Quoique simple aspect particulier de la course générale aux armements à laquelle se livrent les grandes, et les moins grandes, puissances mondiales, la course à l'armement nucléaire que vient de relancer l'URSS n'est ni le moindre, ni le moins spectaculaire.

Son côté spectaculaire donne des ailes à l'imagination des moins doués et, s'il en était besoin, à côté de tous les méfaits supposés qu'attribue l'imagination populaire à la répétition des expériences atomiques, il ne se passe pas de semaine sans qu'un cri d'alarme, fondé, ne s'élève pour dénoncer les risques, bien réels, qu'elles font courir au maintien de la vie sur le globe en général, et à l'existence de l'espèce humaine on particulier. A vrai dire ces voix s'élèvent rarement ensemble et, puisque l'homme existe encore, on peut encore en rire, il est comique de remarquer à quel point les dénonciations solennelles dans l'un et l'autre camp ne sont jamais si solennelles que lorsque c'est l'autre camp qui fait exploser ses bombes.

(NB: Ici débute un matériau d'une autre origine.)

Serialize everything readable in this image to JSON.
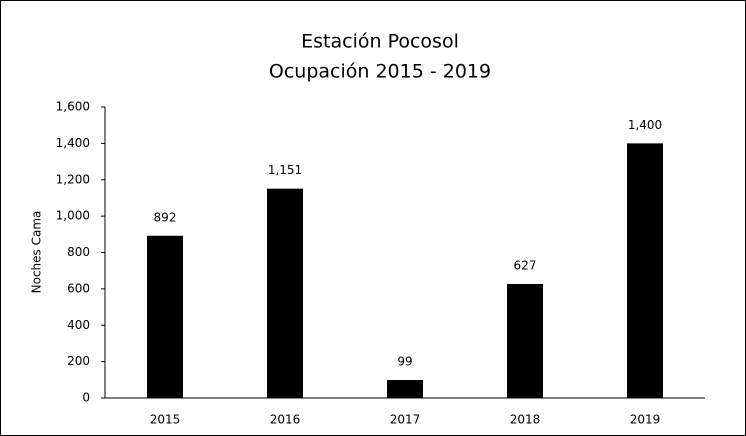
{
  "chart_data": {
    "type": "bar",
    "title": "Estación Pocosol",
    "subtitle": "Ocupación 2015 - 2019",
    "y_label": "Noches Cama",
    "categories": [
      "2015",
      "2016",
      "2017",
      "2018",
      "2019"
    ],
    "values": [
      892,
      1151,
      99,
      627,
      1400
    ],
    "value_labels": [
      "892",
      "1,151",
      "99",
      "627",
      "1,400"
    ],
    "color": "#000000",
    "ylim": [
      0,
      1600
    ],
    "yticks": [
      0,
      200,
      400,
      600,
      800,
      {
        "value": 1000,
        "label": "1,000"
      },
      {
        "value": 1200,
        "label": "1,200"
      },
      {
        "value": 1400,
        "label": "1,400"
      },
      {
        "value": 1600,
        "label": "1,600"
      }
    ],
    "grid": false
  }
}
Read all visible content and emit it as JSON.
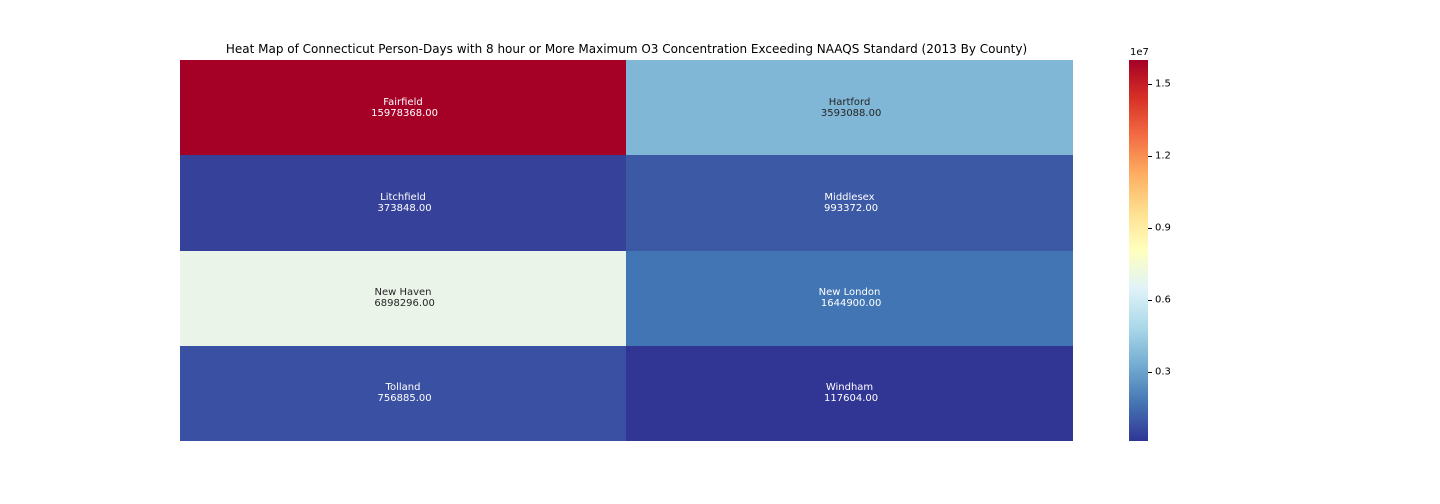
{
  "chart_data": {
    "type": "heatmap",
    "title": "Heat Map of Connecticut Person-Days with 8 hour or More Maximum O3 Concentration Exceeding NAAQS Standard (2013 By County)",
    "xlabel": "",
    "ylabel": "",
    "grid": false,
    "legend": "colorbar-right",
    "colormap": "RdYlBu_r",
    "colorbar": {
      "exponent_label": "1e7",
      "vmin": 117604,
      "vmax": 15978368,
      "ticks": [
        3000000,
        6000000,
        9000000,
        12000000,
        15000000
      ],
      "tick_labels": [
        "0.3",
        "0.6",
        "0.9",
        "1.2",
        "1.5"
      ]
    },
    "cells": [
      {
        "row": 0,
        "col": 0,
        "county": "Fairfield",
        "value": 15978368,
        "value_label": "15978368.00",
        "color": "#a50026",
        "text_color": "#ffffff"
      },
      {
        "row": 0,
        "col": 1,
        "county": "Hartford",
        "value": 3593088,
        "value_label": "3593088.00",
        "color": "#80b6d6",
        "text_color": "#262626"
      },
      {
        "row": 1,
        "col": 0,
        "county": "Litchfield",
        "value": 373848,
        "value_label": "373848.00",
        "color": "#36429a",
        "text_color": "#ffffff"
      },
      {
        "row": 1,
        "col": 1,
        "county": "Middlesex",
        "value": 993372,
        "value_label": "993372.00",
        "color": "#3c59a6",
        "text_color": "#ffffff"
      },
      {
        "row": 2,
        "col": 0,
        "county": "New Haven",
        "value": 6898296,
        "value_label": "6898296.00",
        "color": "#eaf4e8",
        "text_color": "#262626"
      },
      {
        "row": 2,
        "col": 1,
        "county": "New London",
        "value": 1644900,
        "value_label": "1644900.00",
        "color": "#4175b4",
        "text_color": "#ffffff"
      },
      {
        "row": 3,
        "col": 0,
        "county": "Tolland",
        "value": 756885,
        "value_label": "756885.00",
        "color": "#3a50a2",
        "text_color": "#ffffff"
      },
      {
        "row": 3,
        "col": 1,
        "county": "Windham",
        "value": 117604,
        "value_label": "117604.00",
        "color": "#313695",
        "text_color": "#ffffff"
      }
    ]
  }
}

Mais si ces explosions sont spectaculaires elles ne sont, elles aussi, qu'un aspect de la course à l'armement atomique. Cette course est parfois officialisée par les expériences, mais jusqu'à présent elle n'a pas cessé, avec ou sans expérience. La meilleure preuve en étant la facilité avec laquelle les deux Grands (à « facilité » on a reconnu qu'il n'était pas question de la France) reprennent leurs expériences, dans un délai infiniment plus court que ne l'exigerait une préparation ab nihilo, dès qu'il s'agit de surenchérir sur son adversaire. Et si les expériences, par leur multiplication, mettent en péril la santé du genre humain, la course à l'armement nucléaire est grosse de périls qui, pour n'être pas immédiats et constants, n'en sont pas moins infiniment plus graves.

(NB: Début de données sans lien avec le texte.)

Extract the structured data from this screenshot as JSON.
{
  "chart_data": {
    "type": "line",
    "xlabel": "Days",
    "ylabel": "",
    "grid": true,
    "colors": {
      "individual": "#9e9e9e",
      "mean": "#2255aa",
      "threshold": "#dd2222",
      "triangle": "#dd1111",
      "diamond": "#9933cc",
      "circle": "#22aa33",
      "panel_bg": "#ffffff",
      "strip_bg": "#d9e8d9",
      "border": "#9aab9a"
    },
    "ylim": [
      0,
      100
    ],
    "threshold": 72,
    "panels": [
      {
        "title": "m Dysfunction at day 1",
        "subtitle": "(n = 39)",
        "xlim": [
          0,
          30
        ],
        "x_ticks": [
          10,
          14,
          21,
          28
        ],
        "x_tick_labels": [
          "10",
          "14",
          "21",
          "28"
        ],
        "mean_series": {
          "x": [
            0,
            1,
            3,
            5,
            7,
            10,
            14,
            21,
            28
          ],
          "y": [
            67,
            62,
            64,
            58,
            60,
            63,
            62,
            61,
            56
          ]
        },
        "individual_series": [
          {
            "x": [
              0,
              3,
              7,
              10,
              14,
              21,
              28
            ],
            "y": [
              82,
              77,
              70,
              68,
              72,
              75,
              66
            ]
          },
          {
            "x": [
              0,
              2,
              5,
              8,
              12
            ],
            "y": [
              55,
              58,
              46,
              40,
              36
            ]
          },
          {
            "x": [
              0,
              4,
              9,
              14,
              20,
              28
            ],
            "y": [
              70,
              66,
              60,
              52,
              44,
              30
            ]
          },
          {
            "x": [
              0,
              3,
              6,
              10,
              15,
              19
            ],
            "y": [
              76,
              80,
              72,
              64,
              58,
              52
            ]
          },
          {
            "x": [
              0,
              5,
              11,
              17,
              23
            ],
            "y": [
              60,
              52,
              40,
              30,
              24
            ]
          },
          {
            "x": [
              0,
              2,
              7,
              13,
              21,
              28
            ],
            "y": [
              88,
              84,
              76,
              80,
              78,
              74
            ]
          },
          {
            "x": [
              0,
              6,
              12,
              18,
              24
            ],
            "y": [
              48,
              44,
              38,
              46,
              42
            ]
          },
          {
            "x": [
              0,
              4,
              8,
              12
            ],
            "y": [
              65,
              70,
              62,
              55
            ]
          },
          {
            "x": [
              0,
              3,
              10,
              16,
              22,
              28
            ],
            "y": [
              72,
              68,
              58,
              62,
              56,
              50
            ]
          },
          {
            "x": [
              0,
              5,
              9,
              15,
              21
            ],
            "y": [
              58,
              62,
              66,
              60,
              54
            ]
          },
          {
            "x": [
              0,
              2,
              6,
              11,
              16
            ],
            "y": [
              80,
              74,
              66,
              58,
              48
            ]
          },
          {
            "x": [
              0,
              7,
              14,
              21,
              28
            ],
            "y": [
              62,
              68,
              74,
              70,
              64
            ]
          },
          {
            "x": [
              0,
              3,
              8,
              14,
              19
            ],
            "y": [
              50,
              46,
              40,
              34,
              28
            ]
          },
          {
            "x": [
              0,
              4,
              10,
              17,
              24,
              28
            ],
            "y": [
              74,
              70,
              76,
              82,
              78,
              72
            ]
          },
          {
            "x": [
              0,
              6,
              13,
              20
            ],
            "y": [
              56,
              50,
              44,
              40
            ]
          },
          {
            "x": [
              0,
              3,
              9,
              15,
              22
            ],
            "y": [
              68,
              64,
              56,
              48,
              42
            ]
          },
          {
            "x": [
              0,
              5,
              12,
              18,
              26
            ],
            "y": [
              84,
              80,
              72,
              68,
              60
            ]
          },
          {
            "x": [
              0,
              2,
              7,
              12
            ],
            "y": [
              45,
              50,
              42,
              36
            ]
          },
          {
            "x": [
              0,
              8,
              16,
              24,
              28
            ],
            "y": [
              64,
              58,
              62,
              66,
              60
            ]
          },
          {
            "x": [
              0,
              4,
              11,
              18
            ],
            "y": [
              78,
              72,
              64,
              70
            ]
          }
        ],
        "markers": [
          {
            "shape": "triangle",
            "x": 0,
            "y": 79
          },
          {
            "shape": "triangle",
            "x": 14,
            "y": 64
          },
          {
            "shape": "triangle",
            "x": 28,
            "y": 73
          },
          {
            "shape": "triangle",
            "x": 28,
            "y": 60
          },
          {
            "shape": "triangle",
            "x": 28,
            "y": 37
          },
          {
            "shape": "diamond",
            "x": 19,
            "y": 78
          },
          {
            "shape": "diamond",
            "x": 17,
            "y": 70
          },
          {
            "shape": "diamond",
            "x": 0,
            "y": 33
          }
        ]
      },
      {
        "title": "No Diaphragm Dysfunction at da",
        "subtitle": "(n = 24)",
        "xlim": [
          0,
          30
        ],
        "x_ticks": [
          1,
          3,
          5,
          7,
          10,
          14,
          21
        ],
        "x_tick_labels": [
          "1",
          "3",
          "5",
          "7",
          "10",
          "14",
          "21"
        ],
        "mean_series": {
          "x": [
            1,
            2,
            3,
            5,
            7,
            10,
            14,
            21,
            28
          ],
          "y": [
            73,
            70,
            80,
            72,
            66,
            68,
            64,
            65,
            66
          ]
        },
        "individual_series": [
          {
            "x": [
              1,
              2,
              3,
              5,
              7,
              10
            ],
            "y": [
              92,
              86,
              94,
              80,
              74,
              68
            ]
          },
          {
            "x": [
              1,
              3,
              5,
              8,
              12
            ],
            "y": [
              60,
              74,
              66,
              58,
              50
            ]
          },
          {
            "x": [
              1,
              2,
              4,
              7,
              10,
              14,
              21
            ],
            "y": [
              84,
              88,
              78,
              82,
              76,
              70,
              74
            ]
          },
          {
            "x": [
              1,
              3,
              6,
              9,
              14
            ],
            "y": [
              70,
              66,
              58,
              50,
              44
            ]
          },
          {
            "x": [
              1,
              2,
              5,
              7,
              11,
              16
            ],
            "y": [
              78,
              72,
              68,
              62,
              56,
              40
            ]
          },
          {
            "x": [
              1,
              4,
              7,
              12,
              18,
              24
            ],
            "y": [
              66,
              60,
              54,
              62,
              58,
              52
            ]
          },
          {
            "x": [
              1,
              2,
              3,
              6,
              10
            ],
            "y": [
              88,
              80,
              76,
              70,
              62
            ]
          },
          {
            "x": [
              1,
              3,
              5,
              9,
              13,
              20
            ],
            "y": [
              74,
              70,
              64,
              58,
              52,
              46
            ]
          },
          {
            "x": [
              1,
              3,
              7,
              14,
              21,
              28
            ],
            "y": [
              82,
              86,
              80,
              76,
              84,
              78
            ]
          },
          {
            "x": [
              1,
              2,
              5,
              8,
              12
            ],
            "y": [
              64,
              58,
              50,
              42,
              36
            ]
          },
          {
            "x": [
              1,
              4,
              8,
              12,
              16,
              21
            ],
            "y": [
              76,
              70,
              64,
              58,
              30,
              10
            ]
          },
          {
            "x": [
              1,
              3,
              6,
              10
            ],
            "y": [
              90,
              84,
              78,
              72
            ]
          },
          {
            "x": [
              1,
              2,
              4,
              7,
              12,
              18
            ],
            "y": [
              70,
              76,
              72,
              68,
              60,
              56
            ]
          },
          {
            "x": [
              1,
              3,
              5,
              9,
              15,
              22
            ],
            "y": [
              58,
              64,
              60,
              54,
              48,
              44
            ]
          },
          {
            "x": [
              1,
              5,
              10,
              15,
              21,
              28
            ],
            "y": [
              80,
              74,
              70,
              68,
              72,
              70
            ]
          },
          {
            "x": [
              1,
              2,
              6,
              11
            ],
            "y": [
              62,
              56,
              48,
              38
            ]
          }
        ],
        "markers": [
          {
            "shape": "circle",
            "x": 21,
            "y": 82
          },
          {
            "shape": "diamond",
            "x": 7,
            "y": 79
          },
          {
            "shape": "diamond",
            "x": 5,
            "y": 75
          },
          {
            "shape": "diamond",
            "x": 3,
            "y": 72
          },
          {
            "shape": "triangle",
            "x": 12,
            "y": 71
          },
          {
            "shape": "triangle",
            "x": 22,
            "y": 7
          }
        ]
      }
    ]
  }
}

La surenchère nucléaire est une partie importante de la course aux armements. Si l'énergie dissipée par une explosion thermonucléaire coûte moins que les millions de tonnes de TNT auxquelles elle correspond, ce sont à chaque fois des milliards de francs d'écoles, de vivres, d'eau même, à défaut d'autre chose, que les peuples d'Amérique du Sud, d'Afrique et d'Asie continueront d'espérer et que nos « civilisations évoluées » sacrifient au moderne Moloch qu'est un champignon atomique. Et pour ridicules que soient les efforts du gouvernement français pour se hisser au niveau des « Grands », les récents débats à l'Assemblée et les révélations que la presse a faites à cette occasion nous montrent qu'au moins en ce qui concerne les sacrifices nous ne serons pas en reste. Mais, et le modeste exemple de la France a au moins l'avantage d'être plus proche de nous, aucun pays au monde, quelqu'importance qu'il attache à l'armement nucléaire, ne néglige l'armement dit conventionnel. Il ne suffit pas à l'armée française d'avoir des bombes H, il lui faut aussi prévoir les fusées ou les bombardiers susceptibles de les transporter.

Et cette course aux armements a la même origine que celles qui aboutirent aux guerres de 14-18 et de 39-45 : primo, la nécessité pour l'impérialisme de maintenir sa domination et ses prérogatives par la force, aussi bien face aux peuples que face à d'éventuels concurrents, secondo, la nécessité non moins impérieuse de soutenir sa propre économie par la fabrication de matériel de guerre dont tous les citoyens du pays sont les acheteurs involontaires.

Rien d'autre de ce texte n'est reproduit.